Wie ist es denn gekommen, daß Adams Fall rettungslos so viele Völker samt ihren unmündigen Kindern in den ewigen Tod verwickelt hat? Gibt es einen anderen Grund, als daß es Gott so wohlgefallen hat? Hier müssen jene sonst so geschwätzigen Zungen verstummen. Es ist zwar ein furchtbarer Ratschluß, das gebe ich zu; aber dennoch wird niemand leugnen können, daß Gott, bevor er den Menschen schuf, zuvor gewußt hat, welchen Ausgang er nehmen würde, und daß er dies eben darum vorauswußte, weil er es in seinem Ratschluß so bestimmt hatte! Wer hier gegen Gottes Vorherwissen losfahren will, der rennt vorwitzig und unbedacht an. Denn aus was für einem Grunde, frage ich, soll der himmlische Richter der Anklage unterliegen, weil er wohl wußte, was eintreten würde? Alles, was man an rechtmäßiger oder scheinbarer Klage vorbringen mag, richtet sich doch gegen seine Vorbestimmung. Es darf auch nicht widersinnig erscheinen, wenn ich behaupte: Gott hat den Fall des ersten Menschen und in ihm das Verderben seiner Nachfahren nicht bloß vorhergesehen, sondern auch nach seinem Gutdünken angeordnet. Denn wie es zu seiner Weisheit gehört, daß er alles Zukünftige zuvor weiß, so zu seiner Macht, alles mit seiner Hand zu regieren und zu leiten! (Aus Calvin, Institutio 3,23,7)

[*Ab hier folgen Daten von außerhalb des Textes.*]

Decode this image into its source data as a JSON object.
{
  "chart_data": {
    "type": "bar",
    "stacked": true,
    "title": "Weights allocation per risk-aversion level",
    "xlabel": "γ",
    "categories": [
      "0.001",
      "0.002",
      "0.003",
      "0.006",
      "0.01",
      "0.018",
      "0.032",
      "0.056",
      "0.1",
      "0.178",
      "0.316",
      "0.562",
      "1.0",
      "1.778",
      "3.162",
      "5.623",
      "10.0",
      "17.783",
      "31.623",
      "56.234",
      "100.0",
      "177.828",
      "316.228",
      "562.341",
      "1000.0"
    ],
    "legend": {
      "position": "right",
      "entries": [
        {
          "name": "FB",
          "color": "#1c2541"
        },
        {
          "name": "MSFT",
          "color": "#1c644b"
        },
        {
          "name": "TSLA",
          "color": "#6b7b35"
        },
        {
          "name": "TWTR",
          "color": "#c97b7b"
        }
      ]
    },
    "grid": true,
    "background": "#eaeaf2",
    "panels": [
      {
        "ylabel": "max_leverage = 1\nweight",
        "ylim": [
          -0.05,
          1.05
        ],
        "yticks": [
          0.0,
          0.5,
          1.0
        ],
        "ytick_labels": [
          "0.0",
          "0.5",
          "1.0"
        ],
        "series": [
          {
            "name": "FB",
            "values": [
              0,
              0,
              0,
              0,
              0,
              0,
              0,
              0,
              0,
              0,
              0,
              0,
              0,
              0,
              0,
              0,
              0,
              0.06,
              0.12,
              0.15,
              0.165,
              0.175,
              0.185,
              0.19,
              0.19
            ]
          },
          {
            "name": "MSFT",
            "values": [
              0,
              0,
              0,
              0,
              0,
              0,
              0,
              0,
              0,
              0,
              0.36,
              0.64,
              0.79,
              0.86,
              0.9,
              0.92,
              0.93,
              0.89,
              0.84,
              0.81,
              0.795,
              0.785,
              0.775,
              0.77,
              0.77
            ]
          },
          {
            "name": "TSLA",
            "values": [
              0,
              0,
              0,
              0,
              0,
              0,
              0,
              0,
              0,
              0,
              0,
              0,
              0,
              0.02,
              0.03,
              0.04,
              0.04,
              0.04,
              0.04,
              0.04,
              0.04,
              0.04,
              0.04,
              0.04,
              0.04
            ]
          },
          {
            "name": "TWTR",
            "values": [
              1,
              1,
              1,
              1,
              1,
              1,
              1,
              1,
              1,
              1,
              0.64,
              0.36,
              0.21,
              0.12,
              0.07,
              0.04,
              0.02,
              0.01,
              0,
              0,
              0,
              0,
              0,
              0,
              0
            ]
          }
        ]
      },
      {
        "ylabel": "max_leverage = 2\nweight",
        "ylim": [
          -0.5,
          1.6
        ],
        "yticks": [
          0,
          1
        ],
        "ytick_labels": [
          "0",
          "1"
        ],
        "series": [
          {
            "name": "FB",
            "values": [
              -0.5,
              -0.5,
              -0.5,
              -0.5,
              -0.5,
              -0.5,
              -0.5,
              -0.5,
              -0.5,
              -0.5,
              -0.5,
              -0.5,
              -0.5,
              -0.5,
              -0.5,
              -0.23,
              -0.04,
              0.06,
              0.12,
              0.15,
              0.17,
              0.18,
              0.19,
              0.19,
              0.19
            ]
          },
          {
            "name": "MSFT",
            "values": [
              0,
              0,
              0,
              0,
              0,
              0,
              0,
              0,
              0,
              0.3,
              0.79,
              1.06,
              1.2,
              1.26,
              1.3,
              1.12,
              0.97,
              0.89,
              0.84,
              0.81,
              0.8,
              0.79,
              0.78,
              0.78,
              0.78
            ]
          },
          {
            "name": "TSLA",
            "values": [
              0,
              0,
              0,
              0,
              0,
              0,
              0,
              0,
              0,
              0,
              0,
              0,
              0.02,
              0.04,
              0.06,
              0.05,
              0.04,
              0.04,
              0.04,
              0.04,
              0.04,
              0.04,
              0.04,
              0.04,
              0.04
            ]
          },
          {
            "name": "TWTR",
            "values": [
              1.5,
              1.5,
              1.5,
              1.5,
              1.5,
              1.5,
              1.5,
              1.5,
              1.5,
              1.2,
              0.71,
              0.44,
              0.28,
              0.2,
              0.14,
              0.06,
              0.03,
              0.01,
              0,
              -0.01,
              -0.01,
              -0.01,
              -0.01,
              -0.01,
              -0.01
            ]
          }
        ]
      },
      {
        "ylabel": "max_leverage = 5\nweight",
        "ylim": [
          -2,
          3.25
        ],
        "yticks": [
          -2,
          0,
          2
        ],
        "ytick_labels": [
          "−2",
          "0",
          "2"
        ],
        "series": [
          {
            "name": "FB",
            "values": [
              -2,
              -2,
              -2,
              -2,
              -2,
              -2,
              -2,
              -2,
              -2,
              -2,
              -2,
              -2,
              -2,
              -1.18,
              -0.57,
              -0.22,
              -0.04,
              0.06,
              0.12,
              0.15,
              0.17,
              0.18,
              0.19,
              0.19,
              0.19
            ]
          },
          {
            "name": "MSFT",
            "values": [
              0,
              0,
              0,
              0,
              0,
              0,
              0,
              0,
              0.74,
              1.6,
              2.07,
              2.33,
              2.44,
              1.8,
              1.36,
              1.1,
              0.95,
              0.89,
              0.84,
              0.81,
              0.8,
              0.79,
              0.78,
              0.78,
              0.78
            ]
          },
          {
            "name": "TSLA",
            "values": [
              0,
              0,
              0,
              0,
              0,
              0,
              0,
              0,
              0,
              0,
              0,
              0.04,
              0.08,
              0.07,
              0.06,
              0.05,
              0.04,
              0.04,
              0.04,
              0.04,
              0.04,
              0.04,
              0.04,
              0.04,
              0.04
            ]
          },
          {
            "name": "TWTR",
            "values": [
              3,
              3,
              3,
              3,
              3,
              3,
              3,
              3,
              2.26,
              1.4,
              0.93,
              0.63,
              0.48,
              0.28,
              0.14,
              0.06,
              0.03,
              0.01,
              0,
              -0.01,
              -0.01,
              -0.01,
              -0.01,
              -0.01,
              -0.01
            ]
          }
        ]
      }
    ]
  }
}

Der erste Mensch ist nämlich gefallen, weil Gott es für nützlich hielt; warum er es dafür hielt, ist uns nicht bekannt. Dennoch ist es sicher, daß er es aus keinem anderen Grund getan hat, als weil er sah, daß so die Ehre seines Namens mit Recht verherrlicht würde. Wo du aber Gottes Ehre nennen hörst, da denke auch an seine Gerechtigkeit. Denn das, was Lobpreis verdient, muß gerecht sein! Der Mensch kommt also zu Fall, weil Gottes Vorsehung es so ordnet – aber er fällt durch seine eigene Schuld! Kurz zuvor hatte der Herr kundgetan, alles, was er gemacht hatte, sei „sehr gut“ (Gen. 1,31). Woher kommt denn dem Menschen solche Bosheit, daß er von seinem Gott abfällt? Es sollte niemand meinen, sie stamme aus der Schöpfung; deshalb hatte Gott das, was von ihm selbst ausgegangen war, durch eigenen Lobspruch gutgeheißen. Der Mensch hat also in eigener Bosheit die reine Natur verderbt, die er von dem Herrn empfangen hatte und zog durch seinen Fall auch seine ganze Nachkommenschaft mit sich ins Verderben! Deshalb sollen wir an der verderbten Natur des Menschengeschlechts die offenkundige Ursache der Verdammnis anschauen, die uns näher liegt – statt eine verborgene und tiefst unbegreifliche in Gottes Vorbestimmung zu suchen! Wir wollen es uns auch nicht verdrießen lassen, unseren Verstand Gottes unermeßlicher Weisheit so gar zu unterwerfen, daß er unter ihren vielen Geheimnissen zusammenbricht! Denn gegenüber dem, was zu wissen uns nicht gegeben ist und nicht gebührt, ist Nichtwissen etwas Gelehrtes, Trachten nach Wissen aber eine Art Wahnsinn! (Aus Calvin, Institutio 3,23,8)

Im Abschnitt 8 tritt die Widersprüchlichkeit der Argumentation Calvins ans Licht. Einerseits ist der Fall von Gott angeordnet, andererseits ist er doch die Schuld des Menschen, der in seiner Bosheit die reine Natur, die er von dem Herrn empfangen hatte, verderbt hat. Letztlich konnte er nur feststellen, dass sein Verstand zusammenbricht. Ein Gott, der aus Liebe dem Menschen Freiheit schenkt, passte nicht in sein Denken. So konnte er nicht anders, als auch den Sündenfall dem Ratschluss Gottes zuzuschreiben. Er wollte dadurch vordergründig Gott die Ehre geben, hat ihn aber durch seine Lehre auf das Schlimmste gelästert.

Auch auf ihn trifft das Wort von Paulus zu:

Denn euretwegen wird unter den Heiden der Name Gottes gelästert, wie geschrieben steht. (Römer 2,24)

 


  1. Übersetzung von Otto Weber (1936-38).